Applied Statistics - From data to results (Fall 2009)

General information:
Teacher: Troels C. Petersen (NBI High Energy Physics (HEP)) (petersennbi.dk).
When: Monday 8-12, Tuesday 13-17, and Friday 8-12 (Week Group B).
Where: Monday Aud A + Cc3, Tuesday Aud M + D315, and Friday Aud M + Cc3, but...
Period: Blok 1 (31st of August - 23th of October 2009), 8 weeks.
Evaluation: Problem solving during class (25%), Project (25%), Take-home exam (50%).
Exam: Take-home (24 hour) exam given Thursday the 29th of October 2009.
Censur: Internal evaluation (following the Danish 7-step scale)
Credits: 7.5 ECTS (i.e. 1/8 academic years work).
Level: Intended for students at 3rd - 5th year of studies (but everybody are welcome!).
Prerequisites: Simple mathematics and basic programming (any language).
Programs used: Simple C++ and the CERN software ROOT.
Text book: Statistical Data Analysis by Glen Cowan.
Literature: Data Reduction and Error Analysis, Philip R. Bevington.
Pensum/Curriculum: Chapters 1-7 and chapter 9 in G. Cowan's "Statistical Data Analysis" (about 86 pages).
Outline: Graduate statistics course giving an advanced introduction to data analysis.
Course format: Shorter lectures followed by computer exercises and discussion.
Key words: PDF, Uncertainties, Correlation, Chi-Square, Likelihood, Fitting, Monte Carlo.
Language: Preferably Danish (English if requested).


Final Exam Set (in Danish), and Final Exam Set (in English).
Questionnaire about the course.






Course format:
The course will generally consist of short lectures followed by a computer problem solving session with program examples, which illustrates some of the points made in the lectures.

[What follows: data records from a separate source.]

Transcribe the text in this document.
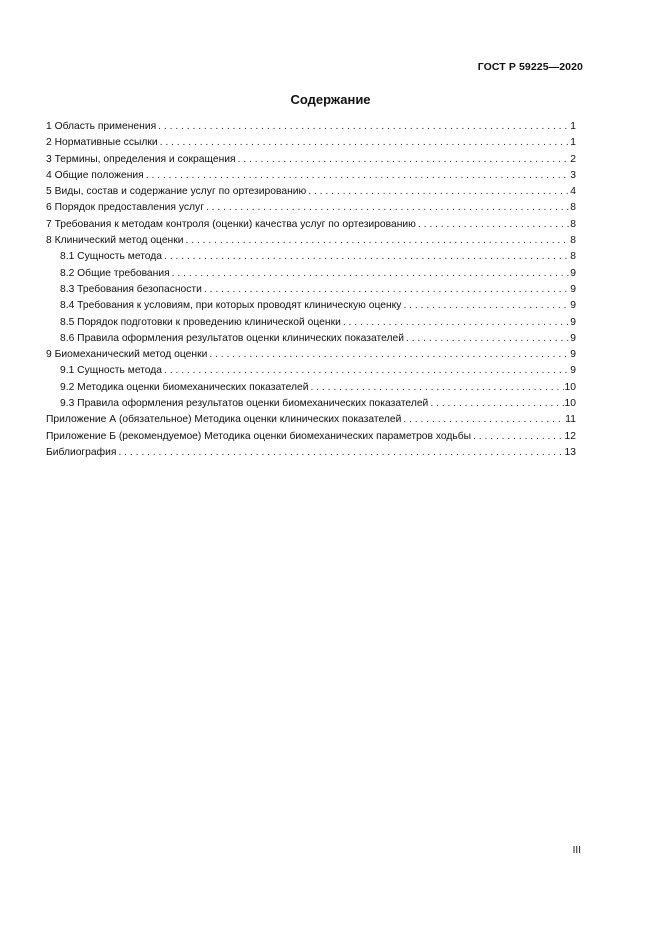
ГОСТ Р 59225—2020
Содержание
1 Область применения . . .	1
2 Нормативные ссылки . . .	1
3 Термины, определения и сокращения . . .	2
4 Общие положения . . .	3
5 Виды, состав и содержание услуг по ортезированию . . .	4
6 Порядок предоставления услуг . . .	8
7 Требования к методам контроля (оценки) качества услуг по ортезированию . . .	8
8 Клинический метод оценки . . .	8
8.1 Сущность метода . . .	8
8.2 Общие требования . . .	9
8.3 Требования безопасности . . .	9
8.4 Требования к условиям, при которых проводят клиническую оценку . . .	9
8.5 Порядок подготовки к проведению клинической оценки . . .	9
8.6 Правила оформления результатов оценки клинических показателей . . .	9
9 Биомеханический метод оценки . . .	9
9.1 Сущность метода . . .	9
9.2 Методика оценки биомеханических показателей . . .	10
9.3 Правила оформления результатов оценки биомеханических показателей . . .	10
Приложение А (обязательное) Методика оценки клинических показателей . . .	11
Приложение Б (рекомендуемое) Методика оценки биомеханических параметров ходьбы . . .	12
Библиография . . .	13
III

They are either C++ programs (using ROOT routines) or ROOT macros (technicalities on setting up and running these programs), a description of which can be found in the folloing pages:
  • Week 1.
  • Week 2.


    Notes:
    In addition to the text book and other litterature, some notes will be used during the course:
  • PDG notes on Probability.
  • PDG notes on Statistics.
  • PDG notes on Monte Carlo Techniques.
  • Questionnaire before course and Quiz.
  • Questionnaire after course.
  • Quick Introduction to Linux, Emacs, C++, and ROOT.
  • The Data Analysis Brief Book.
  • Statistics resources.
  • Fisher's Exact Test on tea drinking lady.
  • Barnard's Exact Test compared to Fisher's.
  • .


    Problem sets, projects, and exam set:
    During the course there will be problem sets to be solved, projects to be carried out, and a final take-home exam to be handed in, all of which can be found below:
  • Problem Set 1 (in Danish), and Problem Set 1 (in English).
  • Problem Set 2 (in Danish), and Problem Set 2 (in English).
               Associated data sets on Tibetan skulls and Leader lifespans.
  • Exam Set (in Danish), and Exam Set (in English).

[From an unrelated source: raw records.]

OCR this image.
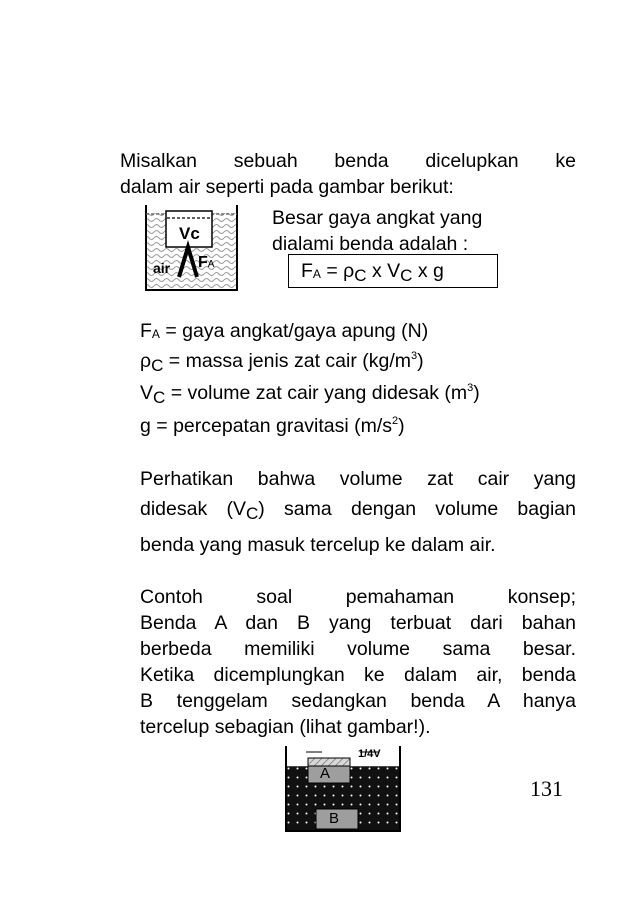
Misalkan sebuah benda dicelupkan ke

dalam air seperti pada gambar berikut:

Vc
air FA

Besar gaya angkat yang

dialami benda adalah :

FA = $\rho_C$ x $V_C$ x g

FA = gaya angkat/gaya apung (N)

$\rho_C$ = massa jenis zat cair $(kg/m^3)$

$V_C$ = volume zat cair yang didesak $(m^3)$

g = percepatan gravitasi $(m/s^2)$

Perhatikan bahwa volume zat cair yang

didesak $(V_C)$ sama dengan volume bagian

benda yang masuk tercelup ke dalam air.

Contoh soal pemahaman konsep;

Benda A dan B yang terbuat dari bahan

berbeda memiliki volume sama besar.

Ketika dicemplungkan ke dalam air, benda

B tenggelam sedangkan benda A hanya

tercelup sebagian (lihat gambar!).

1/4V
A
B
131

    Detailed course description:
    The course will give students an introduction to and a basic knowledge of statistics. The emphasis will be put on practical data analysis, and examples and the use of computers will take the place of mathmatical proofs.
    At the end of the course, the students should be able to analyze any given data sample, and be able to efficiently extract the information contained therein, which involves:
  • knowing the concept of PDFs and the most basic PDFs used in science.
  • propagating uncertainty also when correlations are involved.
  • setting up and executing statistical tests.
  • performing Chi-Square and Maximum Likelihood fits.
  • the use of simulation for planning experiments.
    The course will cover: Basics of statistics, Distributions - Probability Density Functions, Error propagation, Correlations, Monte Carlo techniques, Statistical tests, Parameter estimation - philosophy and methods of fitting data, Chi-Square and Maximum Likelihood fits, Simulation and planning of an experiment, Confidence intervals, Data mining and techniques for separation, and The power and limit of statistics.

    The best grade (12) will be given for mastering all the above concepts, while the lowest passing grade (2) will be given for the most basic understanding of statistics and data analysis (PDF, uncertainties, correlation, and Chi-Square fit).